An Eclogue, by Bill Hughes

 

Preface

This eclogue forms part of a longer poem which, in part, meditates on the deaths of people close to me and on my own hospitalisation. I was contemplating the fragility of the human body and the paradox that it is only through that fragility that we can be truly human, as our material existence is the foundation of all our pleasure as well as pain.

The poem alternates between these private, lyrical modes and essayistic segments, mostly in blank verse, that situate those personal musings in a more universal context; thus concerns with genre arise.

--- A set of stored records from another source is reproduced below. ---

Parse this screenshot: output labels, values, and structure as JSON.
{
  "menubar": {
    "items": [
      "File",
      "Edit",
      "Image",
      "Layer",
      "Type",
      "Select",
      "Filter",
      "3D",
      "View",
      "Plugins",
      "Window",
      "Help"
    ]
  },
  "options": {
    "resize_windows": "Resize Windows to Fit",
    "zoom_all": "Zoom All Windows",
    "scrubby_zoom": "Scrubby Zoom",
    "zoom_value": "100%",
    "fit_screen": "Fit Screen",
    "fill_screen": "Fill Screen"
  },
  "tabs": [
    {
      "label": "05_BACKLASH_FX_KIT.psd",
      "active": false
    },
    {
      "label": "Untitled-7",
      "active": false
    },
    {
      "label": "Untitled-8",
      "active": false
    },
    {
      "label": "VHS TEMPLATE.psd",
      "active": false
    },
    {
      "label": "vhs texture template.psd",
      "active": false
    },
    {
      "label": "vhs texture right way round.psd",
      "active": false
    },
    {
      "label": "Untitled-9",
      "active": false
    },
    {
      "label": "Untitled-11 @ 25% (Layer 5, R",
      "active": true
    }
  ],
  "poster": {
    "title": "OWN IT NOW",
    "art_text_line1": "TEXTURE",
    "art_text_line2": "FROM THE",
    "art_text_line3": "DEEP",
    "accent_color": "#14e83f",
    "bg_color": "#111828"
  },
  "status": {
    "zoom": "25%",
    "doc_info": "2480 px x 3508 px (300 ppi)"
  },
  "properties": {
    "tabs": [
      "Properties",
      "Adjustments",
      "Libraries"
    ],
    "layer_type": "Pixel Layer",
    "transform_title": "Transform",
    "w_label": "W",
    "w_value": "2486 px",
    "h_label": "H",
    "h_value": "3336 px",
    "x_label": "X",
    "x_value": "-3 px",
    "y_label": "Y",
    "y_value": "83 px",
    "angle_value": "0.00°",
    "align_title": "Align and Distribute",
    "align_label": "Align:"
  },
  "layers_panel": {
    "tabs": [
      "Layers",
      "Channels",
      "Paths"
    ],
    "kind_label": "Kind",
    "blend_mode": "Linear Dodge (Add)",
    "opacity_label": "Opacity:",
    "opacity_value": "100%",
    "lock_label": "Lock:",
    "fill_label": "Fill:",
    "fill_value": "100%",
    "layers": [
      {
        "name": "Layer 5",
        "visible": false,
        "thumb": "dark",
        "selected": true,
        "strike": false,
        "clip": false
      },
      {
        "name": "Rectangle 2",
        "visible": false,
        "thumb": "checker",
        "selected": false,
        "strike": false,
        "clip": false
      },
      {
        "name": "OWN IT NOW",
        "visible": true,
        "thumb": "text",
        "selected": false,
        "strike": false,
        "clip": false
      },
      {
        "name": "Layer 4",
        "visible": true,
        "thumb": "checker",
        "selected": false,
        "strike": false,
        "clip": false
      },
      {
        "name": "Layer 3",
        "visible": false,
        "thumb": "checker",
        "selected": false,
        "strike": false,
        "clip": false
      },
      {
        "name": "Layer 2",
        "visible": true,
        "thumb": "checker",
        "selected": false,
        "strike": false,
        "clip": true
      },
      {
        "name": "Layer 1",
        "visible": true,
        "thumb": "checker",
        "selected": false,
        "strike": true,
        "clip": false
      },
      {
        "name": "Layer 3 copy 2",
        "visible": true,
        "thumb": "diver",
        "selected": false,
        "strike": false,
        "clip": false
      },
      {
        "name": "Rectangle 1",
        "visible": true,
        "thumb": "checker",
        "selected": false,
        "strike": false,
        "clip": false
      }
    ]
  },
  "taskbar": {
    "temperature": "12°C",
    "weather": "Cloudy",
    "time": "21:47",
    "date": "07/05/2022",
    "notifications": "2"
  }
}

That wider context is human mutuality, particularly the care and co-operation of a beleaguered NHS threatened by a distorted rationality, an instrumental reason perverted from a caring rationality. The whole poem, with its diverse essays in genre including elegy and mock-epic, is tied together with themes from the world of music and dance, which figure as images of supreme human artifice, of co-operation, of bodily pleasure, and of the negation of instrumentalism.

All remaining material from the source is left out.